In the enterprise segment, the road is a bit tougher though. Cisco virtually owns the Ethernet switching market with a 72 percent share of the $19.4 billion in global revenue for this year. Juniper owns less than two percent but that's from zero percent 30 months ago.
Juniper is second to Cisco in router market share. The company just unveiled its newest Internet core router, the T-4000, which aims to double the performance and capacity of Cisco's largest machine, the CRS-3. In addition to technical agility, Juniper, Cisco and everyone else will be challenged by regulations and recent regulatory ambiguity.
The challenge is growing that business beyond a half billion dollars, which many over the years have found hard to do against Cisco and HP. It will require a receptive channel, analysts say.
"Almost all switching companies have a difficult time breaking over the $100 million/quarter barrier," says Zeus Kerrvala of The Yankee Group. "A lot of the channel is saturated by Cisco and HP. So how does Juniper manage to capture some of the channel from the two big heavyweights in that segment?"
Another is being too reliant on IT industry partners for lucrative new opportunities, like virtual data centres and cloud computing. Messages can get mixed if there are too many messengers.
"Juniper relies very heavily on its relationships with IBM and Dell," Nolle says. "It's always hard to sing a song through a third party."

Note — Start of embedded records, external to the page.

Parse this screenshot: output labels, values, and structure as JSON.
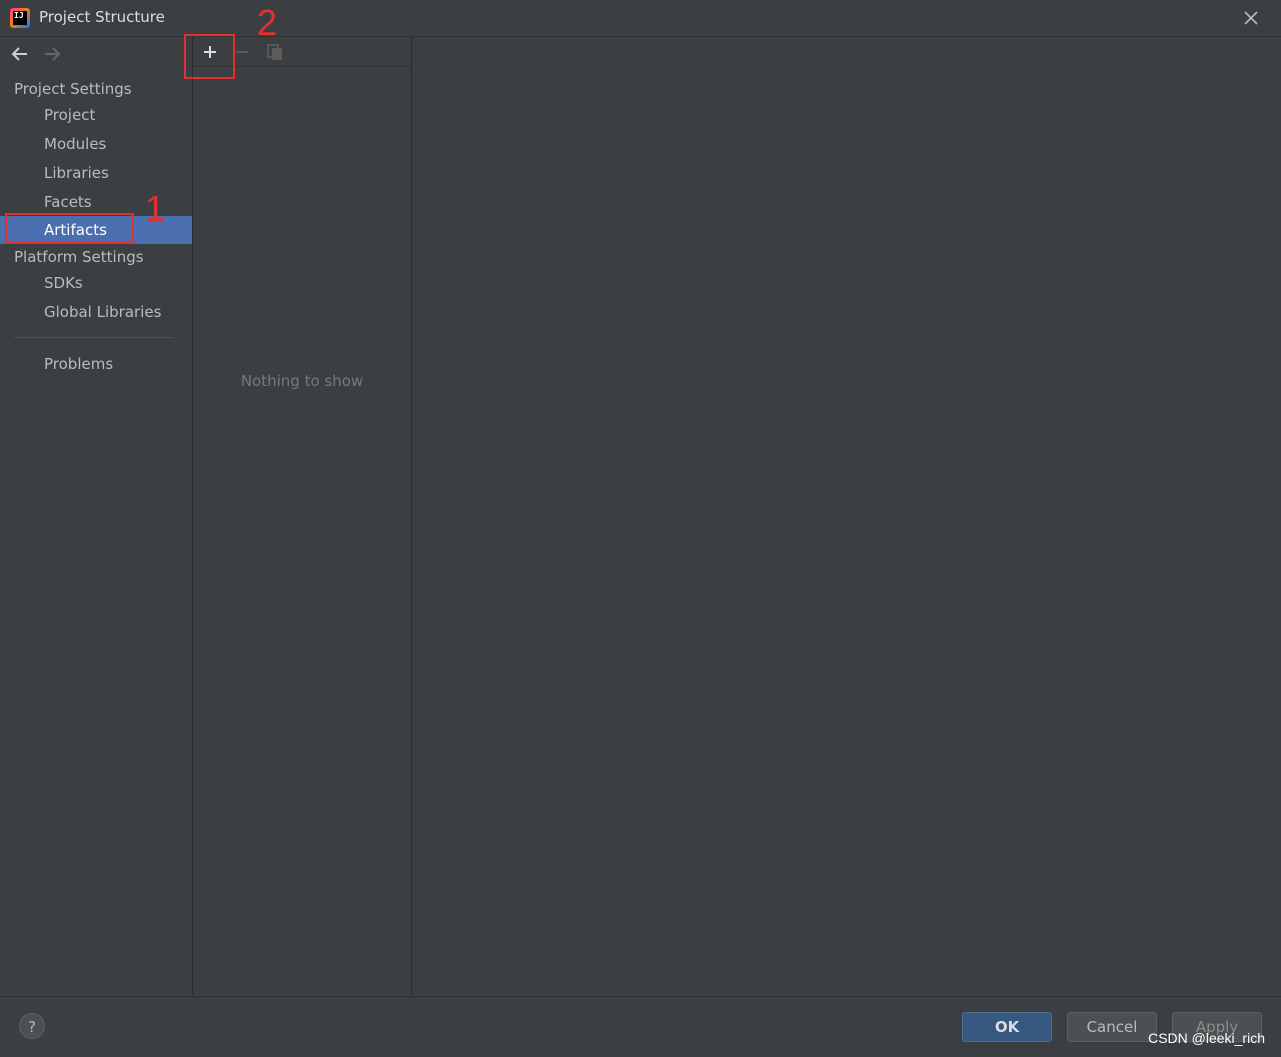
{
  "window": {
    "title": "Project Structure"
  },
  "sidebar": {
    "sections": [
      {
        "header": "Project Settings",
        "items": [
          "Project",
          "Modules",
          "Libraries",
          "Facets",
          "Artifacts"
        ]
      },
      {
        "header": "Platform Settings",
        "items": [
          "SDKs",
          "Global Libraries"
        ]
      }
    ],
    "problems": "Problems",
    "selected": "Artifacts"
  },
  "list": {
    "empty_text": "Nothing to show"
  },
  "footer": {
    "help": "?",
    "ok": "OK",
    "cancel": "Cancel",
    "apply": "Apply"
  },
  "annotations": {
    "step1": "1",
    "step2": "2"
  },
  "watermark": "CSDN @leeki_rich",
  "colors": {
    "selection": "#4b6eaf",
    "annotation": "#e0302f",
    "ok_button": "#365880"
  }
}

Nolle also notes the possibility that IBM may have to get into the networking business. IBM did recently buy Blade Network Technologies, a company that makes blade switches for data centre racks. Blade is also a technology partner of Juniper's and has some products that overlap a bit in top-of-rack applications.
But in enterprise routers, Juniper is second to Cisco in high-end router market share, according to Dell'Oro Group. In the third quarter of 2010, Juniper had a 19 percent market share of the $139 million in revenue generated for the quarter.
But that is down from a 26 percent market share in 2009.
In access routers, Juniper has a two percent share of the $705 million market in the third quarter. Cisco had an 87 percent share of that market. Hewlett Packard was No. 2 with three percent, according to Dell'Oro.
"In many ways, they're viewed by the enterprise segment as that cool alternative vendor to Cisco," Kerravala says. "Cisco is the pervasive, de facto standard. Juniper tends to be the Mac, the cool, viable, technically superior alternative to Cisco."